Acton provided the most recent available statistics on COVID-19 testing in the state: There are now 36 positive cases with more than 360 under investigation. But she stressed that these numbers were increasingly difficult to report accurately because they were coming in so quickly, and that they were becoming less relevant anyway.
Given the length of the virus' incubation period (6-14 days), in which symptoms may never present themselves, Acton said that we should all be behaving as if we are carrying the virus. That means extreme social distancing whenever possible. In a Q&A, she suggested that "physical distancing" might be a more helpful term.
DeWine and Husted advised that despite the closures of bars and restaurants, carryout and delivery would still in effect and should be taken advantage of, so as not to overwhelm local grocery stores.
Furthermore, they announced changes to the state's unemployment benefits program to help ameliorate the negative economic impacts on small business owners and employees, all of whom can expect steep losses in the coming weeks. Among other things, the eligibility requirements for unemployment will be expanded and recipients will be under no obligation to apply for jobs during the length of the emergency. A one-week delay for the first payment will be expedited.

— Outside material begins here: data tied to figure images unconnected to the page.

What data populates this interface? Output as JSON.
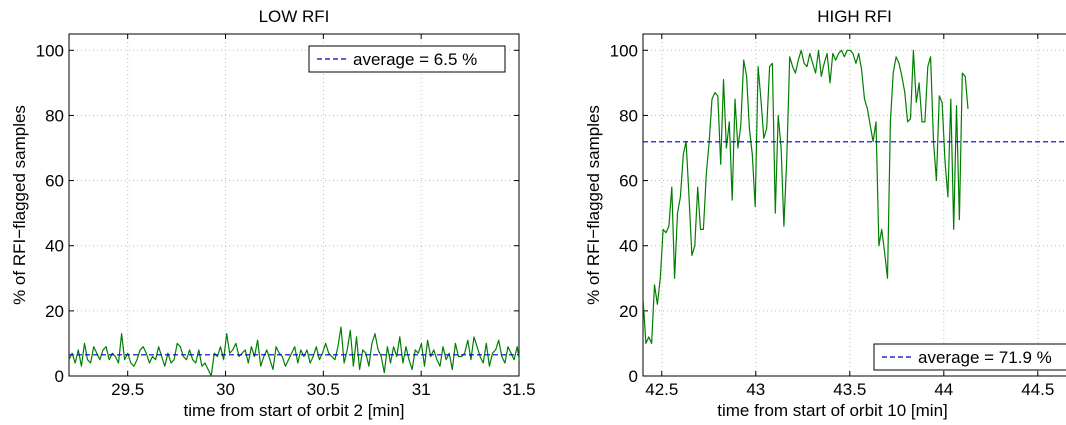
{
  "chart_data": [
    {
      "type": "line",
      "title": "LOW RFI",
      "xlabel": "time from start of orbit 2 [min]",
      "ylabel": "% of RFI−flagged samples",
      "xlim": [
        29.2,
        31.5
      ],
      "ylim": [
        0,
        105
      ],
      "xticks": [
        29.5,
        30,
        30.5,
        31,
        31.5
      ],
      "xtick_labels": [
        "29.5",
        "30",
        "30.5",
        "31",
        "31.5"
      ],
      "yticks": [
        0,
        20,
        40,
        60,
        80,
        100
      ],
      "ytick_labels": [
        "0",
        "20",
        "40",
        "60",
        "80",
        "100"
      ],
      "grid": true,
      "legend": {
        "text": "average = 6.5 %",
        "placement": "top-right"
      },
      "series": [
        {
          "kind": "data",
          "color": "#007f00",
          "x_start": 29.2,
          "x_step": 0.0158,
          "values": [
            5,
            7,
            4,
            8,
            3,
            10,
            5,
            4,
            9,
            7,
            5,
            8,
            9,
            5,
            7,
            6,
            4,
            13,
            5,
            7,
            4,
            3,
            5,
            8,
            9,
            7,
            4,
            6,
            5,
            9,
            6,
            3,
            7,
            4,
            5,
            10,
            9,
            6,
            5,
            8,
            5,
            4,
            8,
            3,
            4,
            2,
            0,
            7,
            6,
            9,
            5,
            13,
            7,
            8,
            10,
            6,
            7,
            8,
            4,
            9,
            6,
            11,
            3,
            6,
            8,
            5,
            2,
            9,
            7,
            6,
            3,
            5,
            7,
            9,
            4,
            8,
            6,
            8,
            4,
            6,
            9,
            5,
            7,
            10,
            7,
            6,
            5,
            9,
            15,
            4,
            8,
            14,
            3,
            12,
            2,
            8,
            7,
            3,
            10,
            13,
            8,
            6,
            1,
            9,
            4,
            9,
            6,
            12,
            4,
            9,
            5,
            2,
            8,
            7,
            10,
            3,
            11,
            6,
            8,
            5,
            3,
            9,
            5,
            7,
            2,
            10,
            6,
            6,
            7,
            11,
            5,
            12,
            9,
            6,
            4,
            10,
            3,
            7,
            8,
            11,
            6,
            4,
            9,
            7,
            5,
            9,
            3
          ]
        },
        {
          "kind": "average",
          "color": "#0000cc",
          "value": 6.5
        }
      ]
    },
    {
      "type": "line",
      "title": "HIGH RFI",
      "xlabel": "time from start of orbit 10 [min]",
      "ylabel": "% of RFI−flagged samples",
      "xlim": [
        42.4,
        44.65
      ],
      "ylim": [
        0,
        105
      ],
      "xticks": [
        42.5,
        43,
        43.5,
        44,
        44.5
      ],
      "xtick_labels": [
        "42.5",
        "43",
        "43.5",
        "44",
        "44.5"
      ],
      "yticks": [
        0,
        20,
        40,
        60,
        80,
        100
      ],
      "ytick_labels": [
        "0",
        "20",
        "40",
        "60",
        "80",
        "100"
      ],
      "grid": true,
      "legend": {
        "text": "average = 71.9 %",
        "placement": "bottom-right"
      },
      "series": [
        {
          "kind": "data",
          "color": "#007f00",
          "x_start": 42.4,
          "x_step": 0.0153,
          "values": [
            24,
            10,
            12,
            10,
            28,
            22,
            30,
            45,
            44,
            46,
            58,
            30,
            50,
            55,
            68,
            72,
            55,
            37,
            40,
            58,
            45,
            45,
            62,
            72,
            85,
            87,
            86,
            65,
            91,
            70,
            78,
            54,
            85,
            70,
            77,
            97,
            92,
            76,
            68,
            52,
            95,
            85,
            73,
            76,
            95,
            96,
            50,
            80,
            70,
            46,
            67,
            98,
            95,
            93,
            97,
            100,
            96,
            95,
            99,
            96,
            93,
            100,
            92,
            96,
            99,
            90,
            99,
            97,
            99,
            100,
            98,
            100,
            100,
            99,
            96,
            99,
            94,
            85,
            82,
            77,
            72,
            78,
            40,
            45,
            38,
            30,
            78,
            93,
            98,
            96,
            92,
            87,
            78,
            79,
            100,
            84,
            90,
            78,
            78,
            95,
            98,
            72,
            60,
            86,
            84,
            66,
            55,
            85,
            45,
            83,
            48,
            93,
            92,
            82
          ]
        },
        {
          "kind": "average",
          "color": "#0000cc",
          "value": 71.9
        }
      ]
    }
  ]
}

As an additional measure to reduce harm for small business owners, Husted announced a high-proof liquor buyback program for bars and restaurants that purchased large amounts of liquor in the past 30 days to prepare for St. Patrick's Day festivities and/or March Madness.
DeWine repeatedly said how sorry he was to have had to make this difficult decision and said that, coming from a family of small business owners himself, he understood the pain and suffering that comes from even temporary closures.
"But we are literally at a crucial, crucial stage, he said. "Our goal is for everyone to get through this, that next St. Patrick's Day, everyone will be there, that everyone will be able to live their life and the American dream. But if people aren't around, they can't do that. The more we delay, the more people will die."